Последняя крепость империи. Легко сокрушить великана - стр. 34
С первыми тёплыми деньками пришёл необычный караван, для которого заранее был оставлен южный склон холма. К вновь прибывшим никого не подпускали, было ясно, что прибыла персона высочайшего ранга. На пологом склоне выровняли площадки, на которых возвели необыкновенных размеров войлочные шатры белого цвета, украшенные красными и золотыми узорами. На эту красоту разрешалось смотреть только с очень большого расстояния. Любое приближение запрещала строгая охрана.
Войскам было приказано готовиться к смотру.

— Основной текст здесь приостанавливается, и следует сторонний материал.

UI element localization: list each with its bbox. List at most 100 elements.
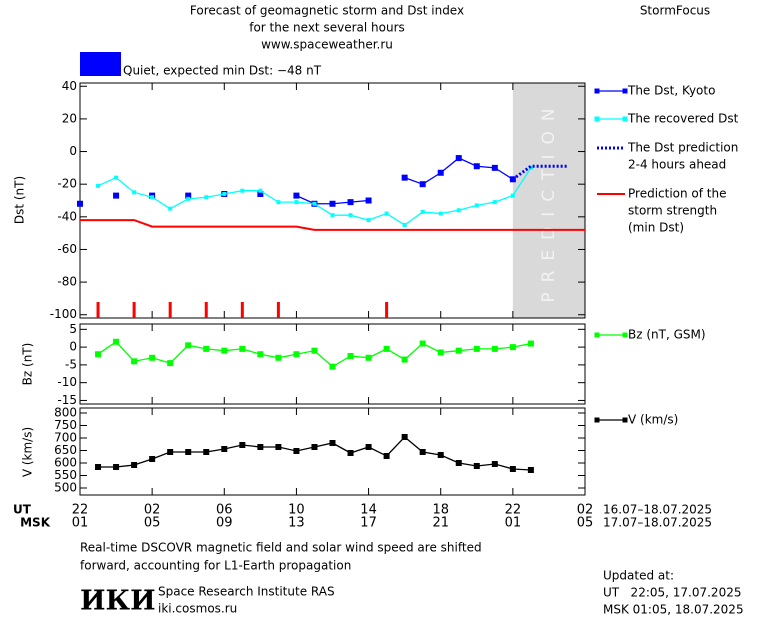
legend-label: V (km/s) [628, 413, 678, 427]
y-tick-label: 700 [54, 431, 77, 445]
data-point [347, 199, 354, 206]
data-point [474, 203, 479, 208]
data-point [257, 351, 264, 358]
data-point [293, 351, 300, 358]
data-point [239, 442, 246, 448]
y-tick-label: 500 [54, 481, 77, 495]
data-point [402, 222, 407, 227]
brand: StormFocus [640, 4, 710, 18]
x2-tick-label: 05 [577, 516, 594, 531]
data-point [258, 188, 263, 193]
data-point [491, 164, 498, 171]
data-point [365, 197, 372, 204]
y-tick-label: 650 [54, 443, 77, 457]
y-tick-label: 40 [62, 79, 77, 93]
data-point [149, 354, 156, 361]
data-point [455, 347, 462, 354]
x2-tick-label: 17 [360, 516, 377, 531]
data-point [509, 466, 516, 472]
data-point [347, 450, 354, 456]
x2-tick-label: 01 [505, 516, 522, 531]
data-point [167, 449, 174, 455]
data-point [132, 190, 137, 195]
y-tick-label: -20 [57, 177, 77, 191]
updated-line: UT 22:05, 17.07.2025 [603, 586, 741, 600]
data-point [113, 338, 120, 345]
x2-tick-label: 09 [216, 516, 233, 531]
ut-range: 16.07–18.07.2025 [603, 503, 712, 517]
data-point [455, 460, 462, 466]
legend-label: The recovered Dst [627, 112, 739, 126]
x-tick-label: 02 [144, 503, 161, 518]
legend-square [594, 417, 600, 423]
data-point [311, 444, 318, 450]
data-point [167, 360, 174, 367]
title-line: for the next several hours [249, 21, 405, 35]
data-point [437, 169, 444, 176]
y-tick-label: -100 [50, 307, 77, 321]
data-point [294, 200, 299, 205]
data-point [96, 183, 101, 188]
data-point [401, 434, 408, 440]
legend-square [594, 88, 600, 94]
data-point [203, 449, 210, 455]
data-point [185, 192, 192, 199]
data-point [276, 200, 281, 205]
data-point [257, 190, 264, 197]
y-tick-label: 550 [54, 468, 77, 482]
y-axis-label: Dst (nT) [13, 176, 27, 224]
y-tick-label: 600 [54, 456, 77, 470]
data-point [437, 349, 444, 356]
data-point [419, 340, 426, 347]
logo: ИКИ [80, 586, 156, 617]
status-text: Quiet, expected min Dst: −48 nT [123, 64, 322, 78]
data-point [438, 211, 443, 216]
legend-label: 2-4 hours ahead [628, 158, 726, 172]
data-point [113, 192, 120, 199]
y-tick-label: 750 [54, 418, 77, 432]
data-point [455, 155, 462, 162]
x-tick-label: 02 [577, 503, 594, 518]
data-point [186, 196, 191, 201]
data-point [419, 449, 426, 455]
y-tick-label: -10 [57, 375, 77, 389]
legend-label: Bz (nT, GSM) [628, 328, 706, 342]
site: iki.cosmos.ru [158, 602, 237, 616]
data-point [473, 163, 480, 170]
data-point [257, 444, 264, 450]
data-point [492, 200, 497, 205]
x-tick-label: 22 [72, 503, 89, 518]
data-point [510, 193, 515, 198]
data-point [204, 195, 209, 200]
data-point [329, 440, 336, 446]
y-tick-label: 800 [54, 406, 77, 420]
y-tick-label: -60 [57, 242, 77, 256]
data-point [383, 345, 390, 352]
y-tick-label: 20 [62, 111, 77, 125]
series-line [511, 164, 567, 181]
data-point [348, 213, 353, 218]
data-point [221, 446, 228, 452]
data-point [275, 354, 282, 361]
y-axis-label: V (km/s) [21, 427, 35, 477]
x2-tick-label: 21 [432, 516, 449, 531]
prediction-label: PREDICTION [539, 98, 559, 302]
data-point [293, 448, 300, 454]
data-point [420, 209, 425, 214]
x-tick-label: 18 [432, 503, 449, 518]
data-point [365, 444, 372, 450]
data-point [150, 195, 155, 200]
data-point [365, 354, 372, 361]
y-tick-label: -40 [57, 209, 77, 223]
note-line: Real-time DSCOVR magnetic field and sola… [80, 541, 482, 555]
data-point [329, 200, 336, 207]
legend-label: The Dst prediction [627, 141, 738, 155]
y-tick-label: 0 [69, 144, 77, 158]
data-point [401, 174, 408, 181]
legend-square [594, 116, 600, 122]
data-point [131, 462, 138, 468]
data-point [222, 191, 227, 196]
panel-frame [79, 323, 586, 405]
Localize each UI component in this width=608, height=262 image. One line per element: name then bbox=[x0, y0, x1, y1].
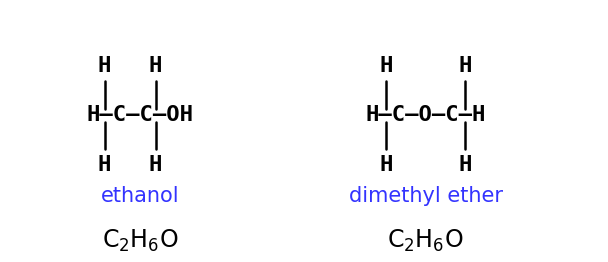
Text: H: H bbox=[98, 155, 111, 175]
Text: H: H bbox=[379, 56, 393, 75]
Text: dimethyl ether: dimethyl ether bbox=[348, 187, 503, 206]
Text: H: H bbox=[98, 56, 111, 75]
Text: H: H bbox=[149, 56, 162, 75]
Text: $\mathsf{C_2H_6O}$: $\mathsf{C_2H_6O}$ bbox=[102, 228, 178, 254]
Text: H: H bbox=[149, 155, 162, 175]
Text: H: H bbox=[458, 155, 472, 175]
Text: H: H bbox=[379, 155, 393, 175]
Text: $\mathsf{C_2H_6O}$: $\mathsf{C_2H_6O}$ bbox=[387, 228, 464, 254]
Text: H–C–C–OH: H–C–C–OH bbox=[86, 105, 193, 125]
Text: H: H bbox=[458, 56, 472, 75]
Text: H–C–O–C–H: H–C–O–C–H bbox=[365, 105, 486, 125]
Text: ethanol: ethanol bbox=[100, 187, 179, 206]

Ранним утром, задолго до рассвета все тысячи выстроились посотенно, одетые по-боевому со всем положенным вооружением, с оруженосцами и запасными конями34, с обозами, гружёными продовольствием и другими запасами, с повозками лекарей и ремонтных подразделений шорников, кузнецов и специалистов иных важных для армии ремёсел. Все эти войска стояли отдельными туменами35. Было приказано ещё раз осмотреть внешний вид каждого, чтобы ни одна нитка не висела, ни один волос у лошади не торчал вне положенной нормы.
Лишь край солнца блеснул над восточными холмами, ударили барабаны, раздались команды, и войско парадным маршем двинулось к ханским шатрам. Из колонны трудно было рассмотреть что-то впереди, да и смотреть было некогда. Было строго приказано следить за порядком и дисциплиной в строю. Но многие уже догадались, что войско осматривает сам Чингисхан! Казалось, движению этому не будет конца, таково было внутреннее напряжение у всех от простого воина до командующих туменами нойонов.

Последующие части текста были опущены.